System Design — Data Storage Concepts I

Huayu Zhang
4 min readDec 26, 2020

This article summarizes two terms, CAP and ACID of data storage, which are commonly mentioned in system design (see the full list of concepts in System Design Introduction For Interview).

ACID

ACID is the abbreviation of Atomicity, Consistency, Isolation and Durability. All these properties characterize a transaction, a logical unit grouping several reads and writes.

  • Atomicity (sometimes called abortability): All operations in a transaction are either committed or aborted. The partial commit is not allowed.
  • Consistency: Certain invariant statements about the data. It is more an application property.
  • Isolation: Each transaction virtually views it as the only transaction running on the entire database. Globally, all transactions are viewed as serial given the context that multiple clients can concurrent access the same data.
  • Durability: The data committed will not be forgotten regardless of hardware or software fault. This is usually implemented with non-volatile storage, write-ahead log, and replicated database.

Systems not meeting the ACID criteria are called BASE (Basically available, soft state and eventually consistency), which is a vague concept.

In practice, there is no one technique that can provide absolute guarantees. Not all Databases honor ACID properties. Most traditional relational DBs provide the transaction semantics, BEGIN TRANSACTION, …, COMMIT, but NoSQL DBs forfeit ACID for performance and scalability in late 2000s. Recently NoSQL DBs (MongoDB and DynamoDB) began to support transactions because the designer has noticed the pain to maintain two types of DBs for high-volume, zero-data-loss data use cases.

Weaker Isolation

The complete isolation greatly hurt the performance. Writes blocking reads are common. There are two eaker isolation levels with better performance.

Read committed: the most basic level of transaction

  1. When reading from the database, you will only see data see data that has been committed.
  2. When writing to the database, you will only overwrite data that has been committed.

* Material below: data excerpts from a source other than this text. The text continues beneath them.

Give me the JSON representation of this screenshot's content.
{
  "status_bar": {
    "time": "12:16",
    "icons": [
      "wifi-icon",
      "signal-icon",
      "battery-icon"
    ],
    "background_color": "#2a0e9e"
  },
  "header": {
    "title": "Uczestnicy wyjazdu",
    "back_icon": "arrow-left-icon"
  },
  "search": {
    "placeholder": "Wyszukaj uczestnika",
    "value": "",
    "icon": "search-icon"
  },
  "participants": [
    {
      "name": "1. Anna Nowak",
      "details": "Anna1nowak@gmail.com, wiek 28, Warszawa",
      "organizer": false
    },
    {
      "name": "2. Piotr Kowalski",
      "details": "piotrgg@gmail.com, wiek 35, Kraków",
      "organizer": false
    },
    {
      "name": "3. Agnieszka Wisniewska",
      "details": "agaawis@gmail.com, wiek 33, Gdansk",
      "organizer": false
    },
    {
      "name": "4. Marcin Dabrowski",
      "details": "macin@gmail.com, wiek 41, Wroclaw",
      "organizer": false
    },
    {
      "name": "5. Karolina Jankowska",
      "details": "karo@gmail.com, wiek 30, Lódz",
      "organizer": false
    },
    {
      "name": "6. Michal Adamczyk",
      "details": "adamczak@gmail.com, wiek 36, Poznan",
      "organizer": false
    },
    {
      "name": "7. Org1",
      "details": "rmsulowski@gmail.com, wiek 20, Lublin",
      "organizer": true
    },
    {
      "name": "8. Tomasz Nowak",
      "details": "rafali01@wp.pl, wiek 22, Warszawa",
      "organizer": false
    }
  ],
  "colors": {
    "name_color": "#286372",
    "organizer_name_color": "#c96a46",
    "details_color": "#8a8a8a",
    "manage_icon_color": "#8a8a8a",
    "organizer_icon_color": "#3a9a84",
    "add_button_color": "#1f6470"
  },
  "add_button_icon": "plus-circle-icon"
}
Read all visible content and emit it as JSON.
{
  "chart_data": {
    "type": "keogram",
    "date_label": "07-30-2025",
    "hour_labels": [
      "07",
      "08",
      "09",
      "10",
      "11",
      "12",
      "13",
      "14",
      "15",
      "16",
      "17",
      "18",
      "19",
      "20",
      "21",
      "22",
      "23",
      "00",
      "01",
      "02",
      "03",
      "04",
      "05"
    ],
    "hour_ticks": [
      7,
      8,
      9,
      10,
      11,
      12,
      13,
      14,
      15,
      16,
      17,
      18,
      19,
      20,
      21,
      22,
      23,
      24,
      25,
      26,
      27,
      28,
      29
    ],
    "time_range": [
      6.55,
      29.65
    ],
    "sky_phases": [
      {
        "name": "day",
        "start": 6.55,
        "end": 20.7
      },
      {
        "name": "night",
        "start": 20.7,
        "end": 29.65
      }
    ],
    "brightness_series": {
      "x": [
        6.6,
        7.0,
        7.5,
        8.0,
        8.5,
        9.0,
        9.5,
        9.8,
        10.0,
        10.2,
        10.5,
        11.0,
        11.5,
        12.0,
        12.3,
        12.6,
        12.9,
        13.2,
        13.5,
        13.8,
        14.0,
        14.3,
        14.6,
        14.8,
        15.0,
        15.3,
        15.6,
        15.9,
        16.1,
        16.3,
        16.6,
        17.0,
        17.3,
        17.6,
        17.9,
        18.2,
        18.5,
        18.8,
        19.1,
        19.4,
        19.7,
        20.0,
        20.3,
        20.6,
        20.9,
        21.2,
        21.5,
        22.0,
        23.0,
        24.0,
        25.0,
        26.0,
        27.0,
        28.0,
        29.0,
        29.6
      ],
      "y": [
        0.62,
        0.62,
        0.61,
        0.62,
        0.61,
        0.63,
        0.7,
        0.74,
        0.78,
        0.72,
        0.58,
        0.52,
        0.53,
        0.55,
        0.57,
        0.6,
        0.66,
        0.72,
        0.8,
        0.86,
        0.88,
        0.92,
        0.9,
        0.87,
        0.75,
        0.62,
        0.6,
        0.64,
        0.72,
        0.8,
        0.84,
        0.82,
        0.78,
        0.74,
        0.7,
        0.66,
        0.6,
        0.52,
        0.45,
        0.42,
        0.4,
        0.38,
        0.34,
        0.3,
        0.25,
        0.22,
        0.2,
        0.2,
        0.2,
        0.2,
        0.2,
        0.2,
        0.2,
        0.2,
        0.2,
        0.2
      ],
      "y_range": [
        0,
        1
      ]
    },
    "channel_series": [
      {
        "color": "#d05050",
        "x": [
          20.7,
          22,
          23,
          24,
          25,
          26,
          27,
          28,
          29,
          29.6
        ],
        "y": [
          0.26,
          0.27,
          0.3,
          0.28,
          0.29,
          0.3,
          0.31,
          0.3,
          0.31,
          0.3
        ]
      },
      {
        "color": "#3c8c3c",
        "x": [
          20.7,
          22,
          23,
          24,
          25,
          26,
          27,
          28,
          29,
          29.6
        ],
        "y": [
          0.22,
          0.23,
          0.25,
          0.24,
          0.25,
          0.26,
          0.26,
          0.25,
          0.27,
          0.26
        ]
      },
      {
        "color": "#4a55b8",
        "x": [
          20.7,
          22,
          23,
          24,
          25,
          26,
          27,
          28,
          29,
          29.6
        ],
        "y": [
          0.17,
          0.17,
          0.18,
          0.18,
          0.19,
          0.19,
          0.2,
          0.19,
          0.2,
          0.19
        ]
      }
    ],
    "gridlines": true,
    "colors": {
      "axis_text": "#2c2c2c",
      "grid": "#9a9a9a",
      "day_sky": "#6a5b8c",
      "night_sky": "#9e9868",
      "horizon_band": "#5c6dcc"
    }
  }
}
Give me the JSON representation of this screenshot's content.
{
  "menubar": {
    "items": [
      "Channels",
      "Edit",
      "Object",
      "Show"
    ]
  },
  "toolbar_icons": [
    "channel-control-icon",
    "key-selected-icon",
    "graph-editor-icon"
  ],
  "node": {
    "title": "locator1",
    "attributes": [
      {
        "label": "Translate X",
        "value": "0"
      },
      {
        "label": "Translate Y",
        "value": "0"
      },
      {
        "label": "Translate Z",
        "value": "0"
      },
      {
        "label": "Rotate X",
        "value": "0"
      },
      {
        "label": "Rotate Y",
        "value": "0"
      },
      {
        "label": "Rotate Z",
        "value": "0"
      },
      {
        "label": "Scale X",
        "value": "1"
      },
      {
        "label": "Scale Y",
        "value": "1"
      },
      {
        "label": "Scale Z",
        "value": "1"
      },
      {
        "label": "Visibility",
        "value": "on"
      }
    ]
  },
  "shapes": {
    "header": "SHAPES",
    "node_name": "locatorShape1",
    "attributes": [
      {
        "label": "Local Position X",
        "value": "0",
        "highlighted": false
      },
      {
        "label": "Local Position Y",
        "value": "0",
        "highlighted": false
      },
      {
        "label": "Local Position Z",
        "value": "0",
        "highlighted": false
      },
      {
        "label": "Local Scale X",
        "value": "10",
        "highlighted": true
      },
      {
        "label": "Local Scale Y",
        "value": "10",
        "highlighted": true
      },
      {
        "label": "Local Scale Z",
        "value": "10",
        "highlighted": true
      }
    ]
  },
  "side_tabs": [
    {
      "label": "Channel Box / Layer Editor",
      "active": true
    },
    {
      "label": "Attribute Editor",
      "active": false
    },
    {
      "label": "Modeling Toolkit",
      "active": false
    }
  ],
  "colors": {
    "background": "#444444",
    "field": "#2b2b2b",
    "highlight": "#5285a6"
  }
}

It can be implemented by requiring write and read operations to access a lock first. However, for read operations, a write lock may block multiple reads. A better design is to record both the old value and the value to be committed, and serve the read operations the old value when a write is undergoing.

The read committed still suffer from read skew. “Design Data-intensive Applications” Chapter 7 Figure 7–6 gives a good example of account invariant violation given read committed. Other common cases are read skews during longtime backups, analytic queries and integrity checks.

Snapshot isolation and repeatable read

Snapshot isolation and repeatable read solves the read skew problems. It built snapshots of all committed transactions at timepoints. Regarding implementation

  • for write, a transaction needs to access a lock for write.
  • for read, no lock is required.
  • the database stores multiple committed versions at certain time points, identified by a transaction ID, and only serves the latest snapshot when there is no in-progress transaction before that time point.

CAP theorem

CAP is the abbreviation of Consistency, Availability and Partition tolerance in the context of networked shared-data systems.

  • Consistency: Every read receives the most recent write or an error
  • Availability: Every request receives a (non-error) response, without the guarantee that it contains the most recent write
  • Partition tolerance: The system continues to operate despite an arbitrary number of messages being dropped (or delayed) by the network nodes

The theorem is any network shared-data systems can achieve at most 2 of 3 properties. As in the distributed network environment the partition tolerance is inevitable, designers have to choose between consistency and availability. The definition is simple, but there are many subtle issues behind the theorem.

The paper “CAP Twelve Years Later” thinks CAP theorem is misleading in practice, because in reality the trade-off of Consistency and Availability is in a continuous range between 0 to 100% instead of binary, and the trade-off can happen at very finer granularity such as operation level.

When to choose A and how to implement it?

The availability is favored when scalability of the data storage is required while the loss of data integrity is allowed. Most large-scale non-critical web services are in the case. For high availability systems, eventual consistency is usually guaranteed, which means the inconvergence of two nodes will be resolved at a certain future timepoint, without a deadline. This is a liveness but not a safety guarantee.

When to choose C and how to implement it?

Consistency is favored in critical situations like financial services. It is a severe event when the bank accounts do not align after a wired transfer because of inconsistency. There are three levels of consistency that are stronger than eventual consistency.

  • Linearizability (atomic consistency, immediate consistency): the strongest level that guarantees the value read is the most recent. If concurrency writes and reads happen, it is guaranteed once a client’s read returns the new value, all subsequent reads will also return the new value. It can be implemented by Consensus Algorithms, e.g. ZooKeeper or etcd.
  • Ordering Guarantees: guarantees the causality of the reads and writes. Compared to the total order linearizability, the ordering guarantee is a partial order.
  • Sequence number ordering: a weaker guarantee that only guarantees the data storage is consistent with the timeline that a certain read happens after a certain write. It can be implemented by a sequence number or logical timestamp.

Consistency comes with cost. The stronger the consistency model is, the worse the performance is.

See more details in “Design Data-intensive Applications” Chapter 9.